Dans un contexte où la demande en matière de performance augmente et où l’utilisation des VEB devient toujours plus fréquente sous terre, M. Jacques espère trouver « un cadre commun pour des normes appropriées selon lesquelles seront conçues et créées toutes les batteries dans les mines souterraines ». Ce cadre viendrait s’ajouter aux réglementations géographiques auxquelles adhèrent les fabricants de batteries.

« En utilisant les machines et en obtenant une expérience concrète, nous allons tous commencer à découvrir d’autres réalités qui vont au-delà de ce que les réglementations spécifient », déclarait M. Jacques.

Newmont Goldcorp, société cliente de MacLean, indiquait à l’équipe du CIM Magazine que toutes les personnes travaillant sur son site récemment inauguré de Borden Lake ont suivi une formation sur les procédures de sécurité des VEB et les plans d’urgence.

« Par rapport à un réservoir de diesel, une batterie contient bien moins d’énergie et a beaucoup plus de commandes », indiquait Maarten van Koppen, directeur de la durabilité et de l’énergie, à l’équipe du CIM Magazine dans un courriel. « Les renseignements dont nous disposons sur les machines indiqueront si quelque chose ne fonctionne pas normalement ; un message se déclenchera ensuite sur l’interface opérateur.

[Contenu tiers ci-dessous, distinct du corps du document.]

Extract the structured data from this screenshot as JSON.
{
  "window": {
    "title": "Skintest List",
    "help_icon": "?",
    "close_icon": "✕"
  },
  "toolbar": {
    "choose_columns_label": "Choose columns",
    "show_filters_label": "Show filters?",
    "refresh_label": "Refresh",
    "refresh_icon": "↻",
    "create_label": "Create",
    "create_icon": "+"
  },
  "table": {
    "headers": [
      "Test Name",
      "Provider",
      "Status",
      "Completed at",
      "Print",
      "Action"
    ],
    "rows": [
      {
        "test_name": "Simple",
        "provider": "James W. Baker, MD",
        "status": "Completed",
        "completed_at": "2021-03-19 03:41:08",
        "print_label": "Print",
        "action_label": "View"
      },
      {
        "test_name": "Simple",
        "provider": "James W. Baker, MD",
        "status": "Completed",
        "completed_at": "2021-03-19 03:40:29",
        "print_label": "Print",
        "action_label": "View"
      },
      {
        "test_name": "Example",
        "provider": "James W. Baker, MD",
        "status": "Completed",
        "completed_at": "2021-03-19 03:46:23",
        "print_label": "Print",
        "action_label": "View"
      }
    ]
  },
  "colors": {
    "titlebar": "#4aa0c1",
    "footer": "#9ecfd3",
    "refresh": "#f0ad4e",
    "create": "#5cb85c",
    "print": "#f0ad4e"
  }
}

En fonction de la nature et de la gravité de la question, la machine sera rendue inutilisable jusqu’à ce qu’un(e) technicien(ne) effectue le diagnostic. »

M. Van Koppen indiquait que la société adopte un rôle actif dans la formation et la collaboration avec d’autres acteurs de l’industrie concernant la sécurité et l’utilisation des VEB.

« Newmont Goldcorp a généreusement partagé ses grandes connaissances avec quiconque dans l’industrie est disposé à écouter lors de conférences, d’ateliers et de débats bilatéraux. » Récemment, la société a partagé cette expertise lors du Mining Diesel Emissions Council (MDEC, le conseil dédié aux émissions de diesel dans l’industrie minière), et en fera de même à l’occasion de l’Energy and Mines World Congress (la conférence mondiale sur l’énergie et les mines), qui se tiendra à Toronto en décembre.